Les Américains qui défendent la paix avec la Russie – et la paix avec le monde en général – ont perdu un leader intellectuel de premier plan et un défenseur de leur cause, écrit Gilbert Doctorow.
By Gilbert Doctorow
gilbertdoctorow.com
On vendredi 18 septembre, le professeur Steve Cohen est décédé à New York et nous, la communauté « dissidente » des Américains qui défendaient la paix avec la Russie – et la paix avec le monde en général – avons perdu un éminent intellectuel et habile défenseur de notre pays. cause qui a bénéficié d'une audience de millions de personnes grâce à ses émissions hebdomadaires sur le John Batchelor Show, WABC Radio.
Il y a un an, j'ai révisé son dernier livre, Guerre avec la Russie ? qui s'est inspiré du matériel de ces programmes et a fait de cet érudit devenu journaliste un genre nouveau et hautement accessible de lectures orales imprimées. Le style narratif était peut-être plus détendu, avec une syntaxe simplifiée, mais le raisonnement restait extrêmement précis. J'exhorte ceux qui rendent aujourd'hui hommage à Steve à acheter et à lire le livre, qui constitue son meilleur héritage.
Du début à la fin, Stephen F. Cohen figurait parmi les meilleurs historiens américains de sa génération, mettant de côté le sujet spécifique qu'il traitait : Nikolaï Boukharine, le sujet de sa thèse et le matériel de son premier et plus connu livre ; ou, pour le dire plus largement, l’histoire de la Russie (URSS) au 20th siècle.
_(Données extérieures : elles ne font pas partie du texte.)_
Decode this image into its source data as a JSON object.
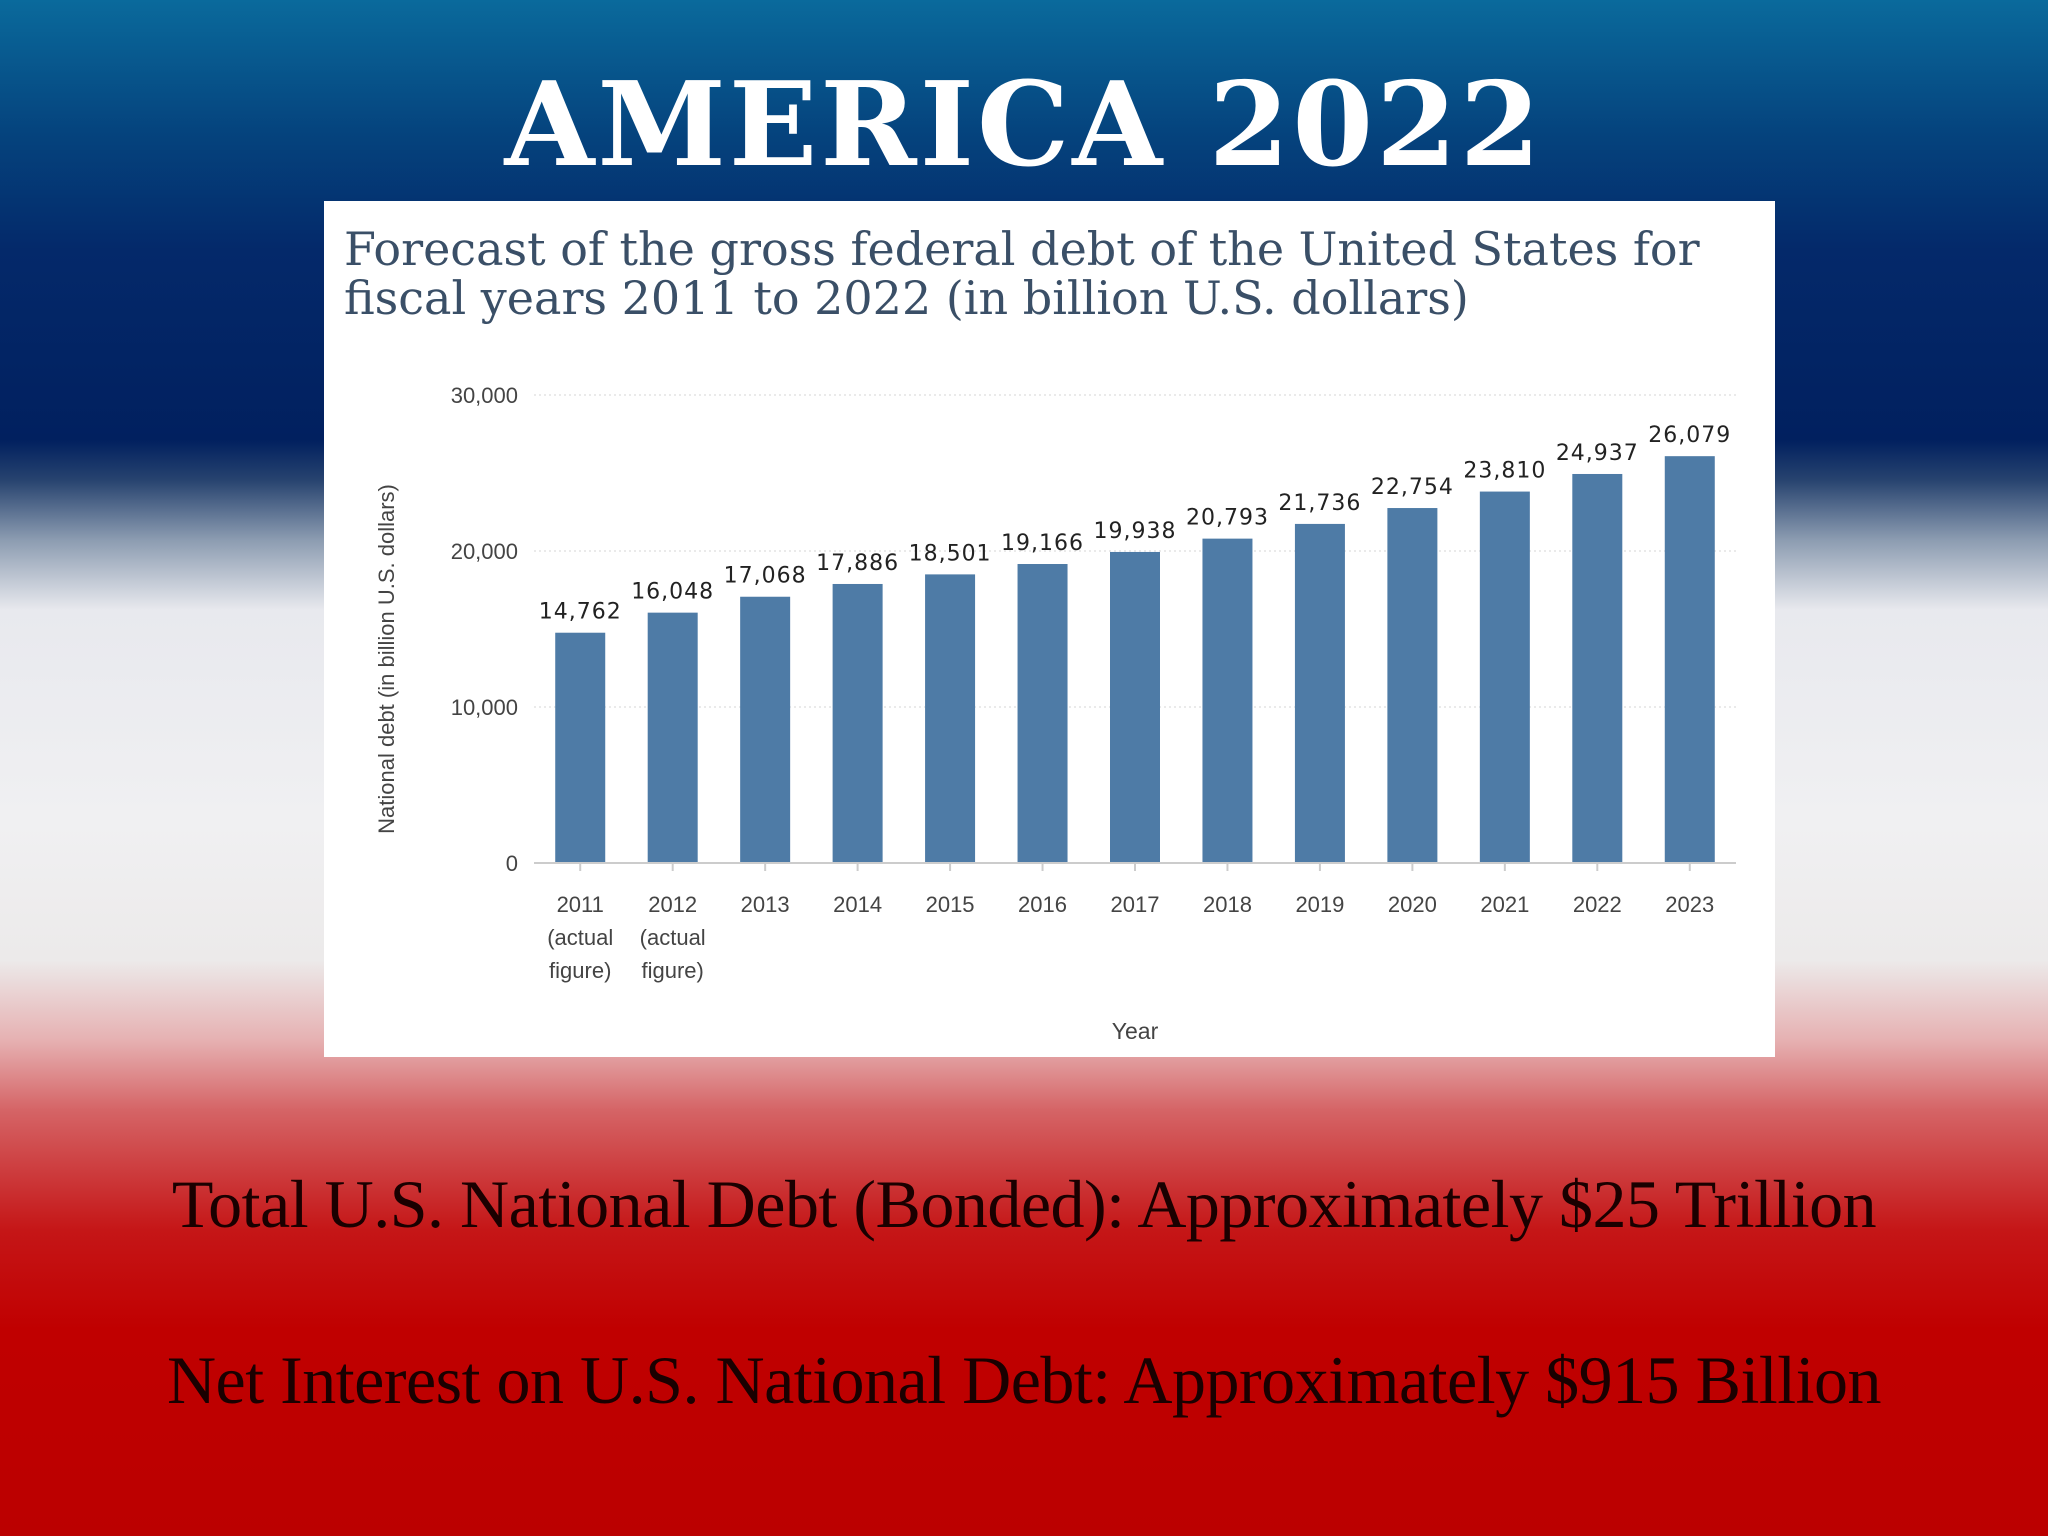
{
  "slide": {
    "title": "AMERICA 2022",
    "summary": [
      "Total U.S. National Debt (Bonded): Approximately $25 Trillion",
      "Net Interest on U.S. National Debt: Approximately $915 Billion"
    ]
  },
  "colors": {
    "bar": "#4e7ba6",
    "panel_bg": "#ffffff",
    "title_text": "#3a4f67",
    "axis_text": "#444444"
  },
  "chart_data": {
    "type": "bar",
    "title": "Forecast of the gross federal debt of the United States for fiscal years 2011 to 2022 (in billion U.S. dollars)",
    "xlabel": "Year",
    "ylabel": "National debt (in billion U.S. dollars)",
    "ylim": [
      0,
      30000
    ],
    "yticks": [
      "0",
      "10,000",
      "20,000",
      "30,000"
    ],
    "grid": true,
    "categories": [
      [
        "2011",
        "(actual",
        "figure)"
      ],
      [
        "2012",
        "(actual",
        "figure)"
      ],
      [
        "2013"
      ],
      [
        "2014"
      ],
      [
        "2015"
      ],
      [
        "2016"
      ],
      [
        "2017"
      ],
      [
        "2018"
      ],
      [
        "2019"
      ],
      [
        "2020"
      ],
      [
        "2021"
      ],
      [
        "2022"
      ],
      [
        "2023"
      ]
    ],
    "values": [
      14762,
      16048,
      17068,
      17886,
      18501,
      19166,
      19938,
      20793,
      21736,
      22754,
      23810,
      24937,
      26079
    ],
    "value_labels": [
      "14,762",
      "16,048",
      "17,068",
      "17,886",
      "18,501",
      "19,166",
      "19,938",
      "20,793",
      "21,736",
      "22,754",
      "23,810",
      "24,937",
      "26,079"
    ]
  }
}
Stephen F. Cohen. (YouTube)
Il constitue l’un des très rares cas d’historien profondément attentif à l’historiographie, à la causalité et à la logique. Je l'ai compris en lisant un de ses livres du milieu des années 1980 dans lequel il expliquait pourquoi l'histoire russe (soviétique) n'attirait plus de jeunes étudiants de qualité : parce qu'il n'y avait pas de questions sans réponse, parce que nous pensions avec suffisance que nous étions au courant de cela. pays tout ce qu'il y avait à savoir. C’est à ce moment-là que notre communauté d’experts nous a dit d’une seule voix que l’URSS était piégée dans le totalitarisme sans aucune perspective de renversement de son régime oppressif.
Comité américain pour l'accord Est-Ouest
Mais mes souvenirs de Steve ont également une dimension personnelle remontant à environ six ans, lorsqu'une correspondance informelle par courrier électronique entre nous s'est transformée en un projet commun qui est devenu le lancement du Comité américain pour l'accord Est-Ouest (ACEWA).
Il s'agissait d'une renaissance d'une association pro-détente d'universitaires et d'hommes d'affaires qui existait du milieu des années 1970 au début des années 1990, lorsque, après l'effondrement de l'Union soviétique et le retrait du Parti communiste du pouvoir, l'avenir de la Russie Dans la famille des nations que nous appelons « communauté internationale », la situation semblait assurée et une association telle que l’ACEWA ne semblait plus nécessaire.
Je m'empresse d'ajouter que dans l'ACEWA original, Steve et moi étions deux navires qui passaient la nuit. Basé à Princeton, il était le protégé du doyen des diplomates alors en résidence là-bas, George Kennan, qui était une figure de proue du côté académique de l'ACEWA.
J'étais du côté commercial de l'association, qui était dirigée par Don Kendall, président de Pepsico et également pendant une grande partie des années 1970, président du Conseil commercial et économique américano-soviétique dont j'étais également membre.
J'ai publié des articles pro-détente dans leur bulletin d'information et un long article sur la coopération avec l'Union soviétique dans les domaines de l'agriculture et de la transformation alimentaire, ma spécialité à l'époque, dans leur recueil d'essais rédigés par des dirigeants du monde des affaires américain intitulé Le bon sens dans le commerce américano-soviétique.
Le contingent universitaire avait, comme on pourrait le supposer, une coloration « progressiste », tandis que le contingent d’affaires avait une coloration républicaine de Nixon. En effet, au milieu des années 1980, ces deux camps se sont divisés dans leur approche du mouvement pacifiste croissant aux États-Unis, alimenté par l'opposition de la « communauté pensante » des campus universitaires au programme Star Wars de Ronald Reagan.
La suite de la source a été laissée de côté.